The story "Bittorrent maker sets up search" looked promising for three whole seconds. The first two sentences mention that there's now a search tool for bittorrent files but then the story shifts into an explanation of how bittorrent is useful for copyright infringement purposes, without even implying that it is used for anything legal.

It even tries to make the search engine look bad:

The search tool does not currently filter out copyrighted files.

Of course it doesn't. I wonder if BBC Technology have anyone on their staff who could let us all know how it would be possible to filter out 'copyrighted' files. I wonder if they know that there's no legal problem with handing out copies of files if the owner/creator has given their express permission to do so. Bittorrent use is massively widespread, eating a huge chunk of Internet traffic. Some of this use is copying of files which shouldn't (legally) be copied without the permission of the copyright holder.

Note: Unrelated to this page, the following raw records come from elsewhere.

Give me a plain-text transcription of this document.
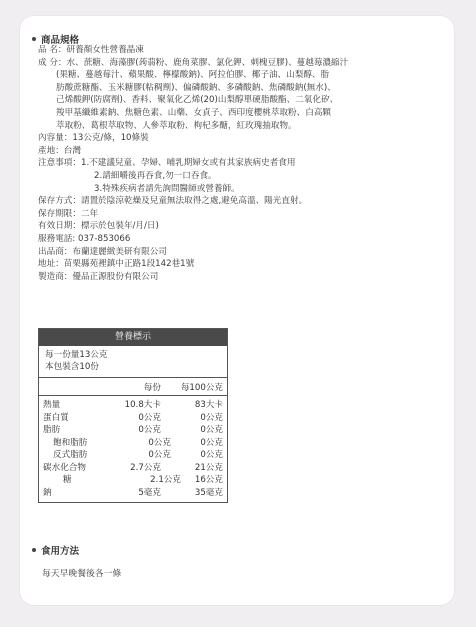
商品規格
品 名： 研養顏女性營養晶凍
成 分： 水、蔗糖、海藻膠(蒟蒻粉、鹿角菜膠、氯化鉀、刺槐豆膠)、蔓越莓濃縮汁
(果糖、蔓越莓汁、蘋果酸、檸檬酸鈉)、阿拉伯膠、椰子油、山梨醇、脂
肪酸蔗糖酯、玉米糖膠(粘稠劑)、偏磷酸鈉、多磷酸鈉、焦磷酸鈉(無水)、
己烯酸鉀(防腐劑)、香料、聚氧化乙烯(20)山梨醇單硬脂酸酯、二氧化矽、
羧甲基纖維素鈉、焦糖色素、山藥、女貞子、西印度櫻桃萃取粉、白高顆
萃取粉、葛根萃取物、人參萃取粉、枸杞多醣，紅玫瑰抽取物。
內容量：13公克/條，10條裝
產地：台灣
注意事項： 1.不建議兒童、孕婦、哺乳期婦女或有其家族病史者食用
2.請細嚼後再吞食,勿一口吞食。
3.特殊疾病者請先詢問醫師或營養師。
保存方式：請置於陰涼乾燥及兒童無法取得之處,避免高溫、陽光直射。
保存期限：二年
有效日期：標示於包裝年/月/日)
服務電話: 037-853066
出品商：布蘭達麗緻美研有限公司
地址：苗栗縣苑裡鎮中正路1段142巷1號
製造商：優品正源股份有限公司
營養標示
每一份量13公克
本包裝含10份
每份	每100公克
熱量	10.8大卡	83大卡
蛋白質	0公克	0公克
脂肪	0公克	0公克
飽和脂肪	0公克	0公克
反式脂肪	0公克	0公克
碳水化合物	2.7公克	21公克
糖	2.1公克	16公克
鈉	5毫克	35毫克
食用方法
每天早晚餐後各一條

The Internet provides many, many ways to distribute files. In ye olden days, we had to make do with Gopher, which wasn't as fast as bittorrent. Gradually Gopher was forgotten about as people either simply stuck files on their web sites or linked to where they'd made them available for FTP download.

The BBC needs to learn, quickly, that bittorrent is not a 'piracy' tool (they also need to learn the difference between copyright infringement and armed robbery), rather it is a download accelerator and nothing else.

I'm starting to think it's time to sack the entire BBC technology reporting team and hire some staff who are less hard of thinking.